韩利哆嗦了两下,终于还是怒吼出声:“我不知道你在说什么!”
潘月卿嗤笑一声:“真的不知道吗?我看你清楚得很,你娘就是生了你这个孽子,所以才换得这种下场,说,你为什么要勾结贼人,绑架汪汝涵等人?!”
“那是释迹庭干的!不是……”韩利话未说完,潘月卿上前攥住他的领子:“你就是担心你考不上,汪汝涵等人都是各州解元,释迹庭更是传言是此次会元的人选,你不想屈居人下,就被人说得动了歪心思,不是么?”
“不……”
“可是你没有想到,一开始他们就没打算放过你,你终究心里觉得有愧,连日噩梦,这就让对方有了空子,买通方士说你是中了邪要用鸡蛋沐浴才能安神,鸡蛋的腥味恰好可以掩饰血腥气,你必然是知道汪汝涵等人被绑架之后便不可能活着回来,否则为什么会叫囔着见了鬼?”
潘月卿一把将韩利推开,她脸上写满了厌恶:“身为读书人,你真令我恶心!”
韩利抖了抖终究被攻破了心理的最后一道防线,答应写供词画押,他身上的伤虽然被止住了血,但心里却永远得不到救赎。
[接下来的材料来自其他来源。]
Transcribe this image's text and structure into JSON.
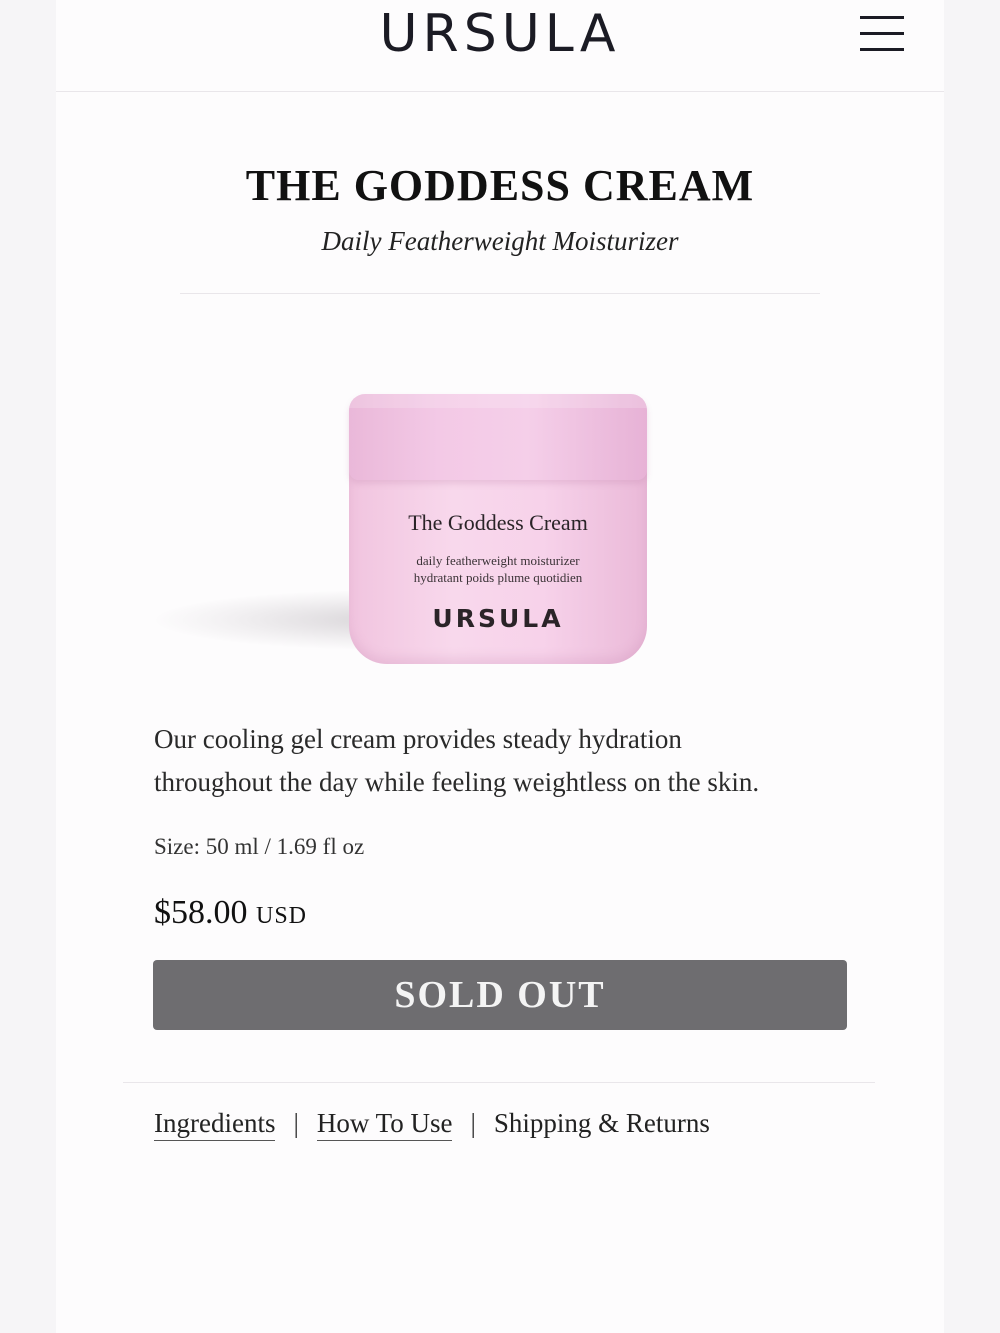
{
  "header": {
    "brand": "URSULA"
  },
  "product": {
    "title": "THE GODDESS CREAM",
    "subtitle": "Daily Featherweight Moisturizer",
    "jar_label": {
      "name": "The Goddess Cream",
      "line1": "daily featherweight moisturizer",
      "line2": "hydratant poids plume quotidien",
      "brand": "URSULA"
    },
    "description_line1": "Our cooling gel cream provides steady hydration",
    "description_line2": "throughout the day while feeling weightless on the skin.",
    "size": "Size: 50 ml / 1.69 fl oz",
    "price_amount": "$58.00",
    "price_currency": "USD",
    "button_label": "SOLD OUT"
  },
  "tabs": [
    {
      "label": "Ingredients"
    },
    {
      "label": "How To Use"
    },
    {
      "label": "Shipping & Returns"
    }
  ],
  "tab_separator": "|",
  "colors": {
    "jar_pink": "#f5cfe9",
    "button_gray": "#6e6d70"
  }
}
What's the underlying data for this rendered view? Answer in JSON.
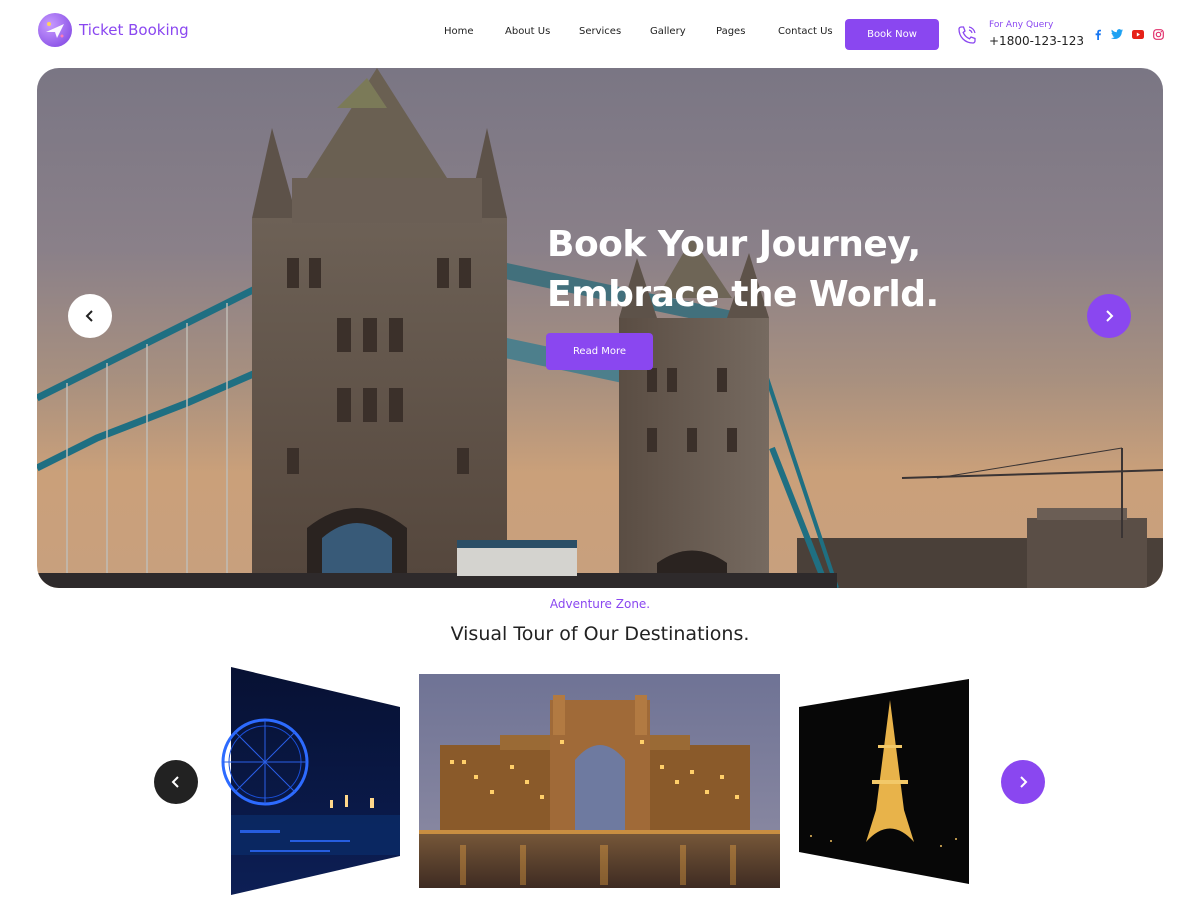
{
  "header": {
    "brand": "Ticket Booking",
    "nav": [
      {
        "label": "Home"
      },
      {
        "label": "About Us"
      },
      {
        "label": "Services"
      },
      {
        "label": "Gallery"
      },
      {
        "label": "Pages"
      },
      {
        "label": "Contact Us"
      }
    ],
    "book_now": "Book Now",
    "query_label": "For Any Query",
    "query_phone": "+1800-123-123",
    "social_icons": [
      "facebook-icon",
      "twitter-icon",
      "youtube-icon",
      "instagram-icon"
    ]
  },
  "hero": {
    "title_line1": "Book Your Journey,",
    "title_line2": "Embrace the World.",
    "cta": "Read More"
  },
  "gallery": {
    "tag": "Adventure Zone.",
    "title": "Visual Tour of Our Destinations."
  },
  "colors": {
    "accent": "#8a47f0",
    "dark": "#222222"
  }
}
原来事情和潘月卿猜想那般并无太大差异,韩利招供了将这个计划是在天心亭里买醉时候,与一位富态贵族聊天的结果。
而那位贵族想来便是那位福王派系的人物,但问他是什么人,却说并不知道,听口音不像是京城人士。
韩利斟酌着开口:“那日……二殿下也在,但不是在我们这而是远远在阁楼上看见,我也不知道他是否与此事有关。”
潘月卿和齐司安对视一眼,齐司安起身决定将人移到青宫里去重重看护起来:“现在还不是动手的时机。”齐司安起身只说他要进宫,潘月卿却不打算跟着,只道该回去用午饭了,要不然院子里那几个丫头还不知道要着急成什么模样。
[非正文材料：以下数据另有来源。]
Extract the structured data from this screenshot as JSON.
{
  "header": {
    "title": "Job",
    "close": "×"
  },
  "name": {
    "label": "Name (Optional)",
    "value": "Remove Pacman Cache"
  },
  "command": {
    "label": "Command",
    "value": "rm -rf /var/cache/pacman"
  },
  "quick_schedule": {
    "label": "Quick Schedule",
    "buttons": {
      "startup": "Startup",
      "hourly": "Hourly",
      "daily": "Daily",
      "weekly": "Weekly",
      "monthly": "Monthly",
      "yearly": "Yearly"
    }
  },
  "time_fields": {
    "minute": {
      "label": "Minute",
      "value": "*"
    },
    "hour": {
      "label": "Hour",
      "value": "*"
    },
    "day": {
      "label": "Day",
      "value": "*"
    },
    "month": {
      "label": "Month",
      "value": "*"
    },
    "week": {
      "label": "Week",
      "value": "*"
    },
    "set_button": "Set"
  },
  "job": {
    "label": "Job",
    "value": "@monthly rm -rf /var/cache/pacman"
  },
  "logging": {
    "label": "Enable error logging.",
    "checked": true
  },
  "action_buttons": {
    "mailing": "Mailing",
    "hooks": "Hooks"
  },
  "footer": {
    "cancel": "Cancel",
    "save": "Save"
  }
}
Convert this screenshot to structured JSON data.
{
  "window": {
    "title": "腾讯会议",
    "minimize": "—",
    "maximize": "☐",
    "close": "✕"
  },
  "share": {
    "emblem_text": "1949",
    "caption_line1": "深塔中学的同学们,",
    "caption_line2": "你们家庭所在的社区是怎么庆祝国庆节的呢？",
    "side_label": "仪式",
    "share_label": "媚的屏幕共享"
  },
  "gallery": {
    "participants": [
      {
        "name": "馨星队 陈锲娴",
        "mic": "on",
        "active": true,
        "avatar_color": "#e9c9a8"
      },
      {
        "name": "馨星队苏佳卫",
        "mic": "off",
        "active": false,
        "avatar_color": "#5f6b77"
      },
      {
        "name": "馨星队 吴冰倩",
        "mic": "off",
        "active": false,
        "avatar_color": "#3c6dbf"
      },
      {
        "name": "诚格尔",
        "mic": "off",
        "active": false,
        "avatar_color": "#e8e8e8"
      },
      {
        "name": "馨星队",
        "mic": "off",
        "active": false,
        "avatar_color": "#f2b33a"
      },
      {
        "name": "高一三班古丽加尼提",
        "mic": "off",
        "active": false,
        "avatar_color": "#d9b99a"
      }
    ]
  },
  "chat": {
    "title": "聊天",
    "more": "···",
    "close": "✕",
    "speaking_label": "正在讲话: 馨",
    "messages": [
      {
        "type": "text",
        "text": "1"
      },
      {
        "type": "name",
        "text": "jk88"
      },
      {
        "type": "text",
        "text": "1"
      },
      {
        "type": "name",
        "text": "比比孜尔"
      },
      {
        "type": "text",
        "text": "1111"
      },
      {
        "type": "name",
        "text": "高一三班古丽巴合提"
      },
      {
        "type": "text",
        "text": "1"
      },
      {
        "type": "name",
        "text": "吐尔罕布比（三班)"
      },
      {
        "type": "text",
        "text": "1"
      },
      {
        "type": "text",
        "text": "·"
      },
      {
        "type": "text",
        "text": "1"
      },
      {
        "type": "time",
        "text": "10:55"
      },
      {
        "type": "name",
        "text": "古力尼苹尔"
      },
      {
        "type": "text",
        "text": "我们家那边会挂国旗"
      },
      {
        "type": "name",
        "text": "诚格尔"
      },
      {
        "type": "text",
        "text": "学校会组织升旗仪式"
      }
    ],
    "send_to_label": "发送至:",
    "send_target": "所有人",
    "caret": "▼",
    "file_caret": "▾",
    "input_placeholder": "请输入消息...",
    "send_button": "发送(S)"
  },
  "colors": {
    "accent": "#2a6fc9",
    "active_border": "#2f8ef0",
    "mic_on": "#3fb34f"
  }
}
待回了潘府,潘月卿正巧见着潘海云出门来,当下规规矩矩问了一声安,潘海云看着她:“去见见你外祖母,说是不大好,出门居然不让人跟着,这是何等胡闹?!”
潘月卿抓住了外祖母不大好,当下震惊:“这不可能,我问过李锗,他说外祖母虽然伤了心肺,但终究是条例得当,如何能……”
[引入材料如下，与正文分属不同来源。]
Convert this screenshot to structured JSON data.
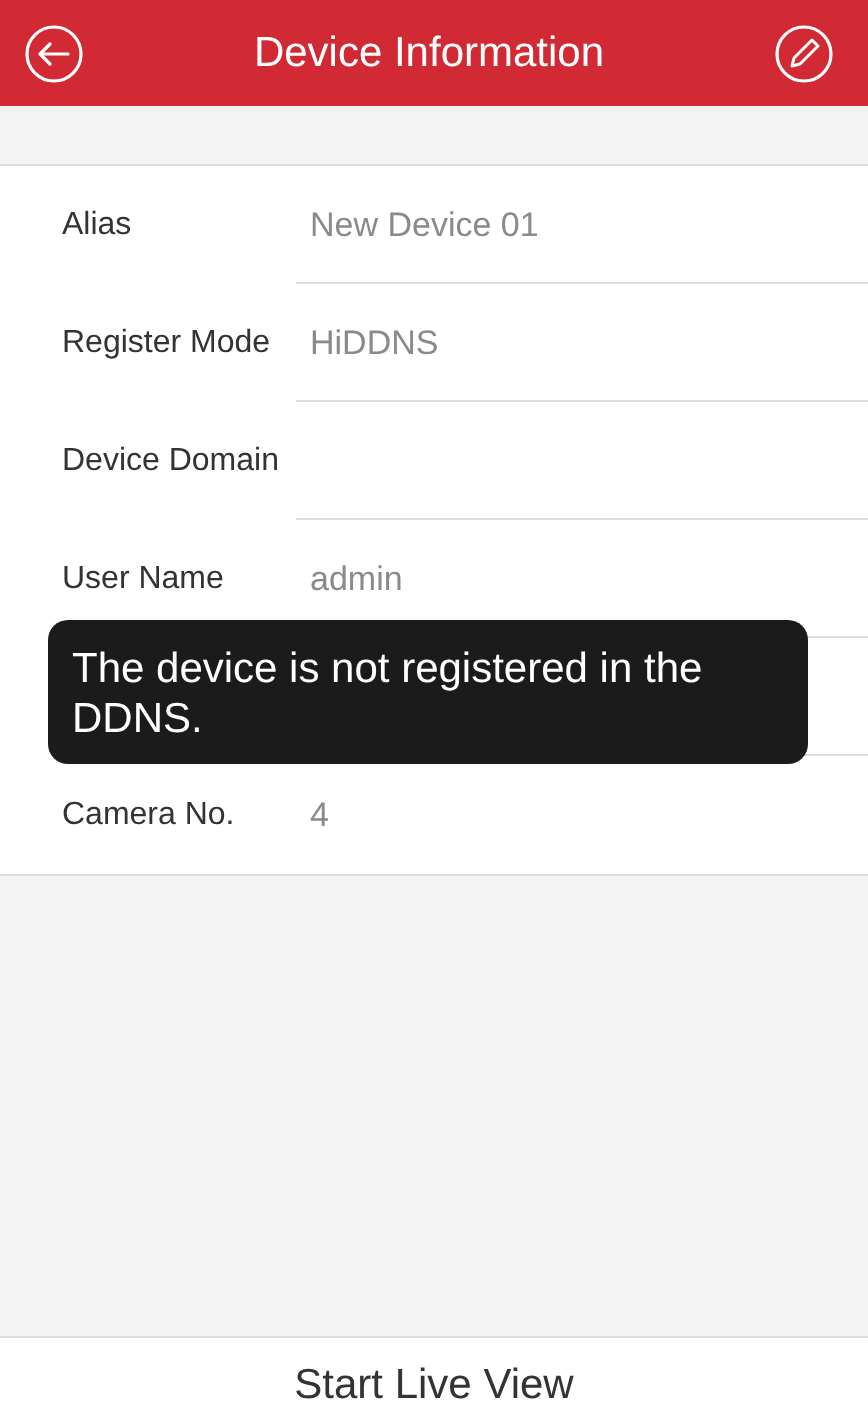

“想来只怕是你那二舅母的自作主张。”潘海云淡淡,他并不喜欢薛嫚羽,当初本就是以手段成为苏府二太太的,潘月卿当下白了脸色,她咬了咬嘴唇夺过青山牵出来的马,草草告了辞,翻身上马直奔定远侯府去,又急急吩咐跑腿的门子去禀报李锗,叫他即刻去定远侯府会合。